In reference to the new Mesh products and the approximately 2,500 faulty ones you received from your contract manufacturer which added another couple of months of delay for backers (including myself), what will become of them? There were a lot of ideas sent in. What have you all decided?
Hey Andy we replied to this question on Kickstarter so copying the answer here:
"All those extra units will actually be reworked (later on) thanks to a new SDK one of our chip manufacturers put out to fix a defect in their own chip’s code. We’re just putting them out to later so we don’t delay manufacturing. In other words with this fix the battery issue will no longer be a problem – we just need time to integrate the chip’s SDK fix into our own firmware!
(That doesn’t mean we won’t come up with something else based on the ideas everyone shared when we discussed having 2500 units we wouldn’t be able to have achieve spec battery life. Indeed we’ve already instituted relay mode into the devices you’re all getting now!)"
That’s awesome! Relay nodes are going to be so key and we’re so excited the community is itself driving this forward. Cool fact: over 50% of all Kickstarter & gotenna.com pre-orders for goTenna Mesh include more than 2 units meaning there’s a good chance people are ordering enough to set up as statiomary relay nodes.

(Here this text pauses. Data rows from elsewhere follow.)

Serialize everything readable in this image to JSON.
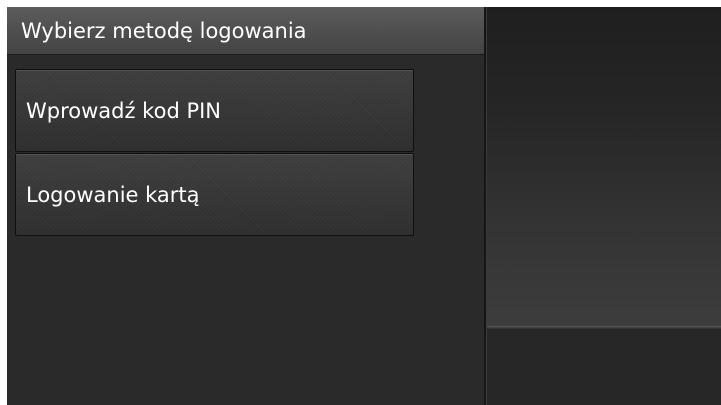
{
  "header": {
    "title": "Wybierz metodę logowania"
  },
  "menu": {
    "items": [
      {
        "label": "Wprowadź kod PIN"
      },
      {
        "label": "Logowanie kartą"
      }
    ]
  },
  "colors": {
    "background": "#2c2c2c",
    "title_bar": "#505050",
    "text": "#ffffff",
    "button": "#363636"
  }
}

By the way, for anyone who isn’t aware of what “faulty production boards” relate to, this is from a private June 2 backer update to our Kickstarter supporters where we had noted that we thought we had an issue with the first 2500 circuit boards we made for commercial production. In that backer update I asked the community to tell me what we should do with these otherwise-perfect boards that seemed to just have poor battery life. The majority of respondents said we should sell them for less (or give them away) to folks to use as stationary always-powered-on relay nodes.
The good news is that it turns out the issue can be resolved with an SDK fix one of our chip vendors put out to fix an issue in their own code, BUT the conversation this issue started before we knew there was going to be a fix for this inspired us to 1) recreate imeshyou.com and add stationary node relay specificity to the Network Map and 2) improve out-of-the-box stationary relay mode (i.e. mesh without a phone) functionality into the goTenna Mesh devices you all are getting.
Indeed, we’re hoping that in next firmware/app release we can fit in enhanced functionality which allows you to turn any goTenna Mesh that’s already been paired to a phone to an unpaired relay node with a simple touch of the button. (Today FYI if you want to turn an already-paired Mesh device into a stationary relay node you have to unpair it from the phone via the app and basically reset the device to new which is a little more annoying that it needs to be – but we’re workin’ on it!)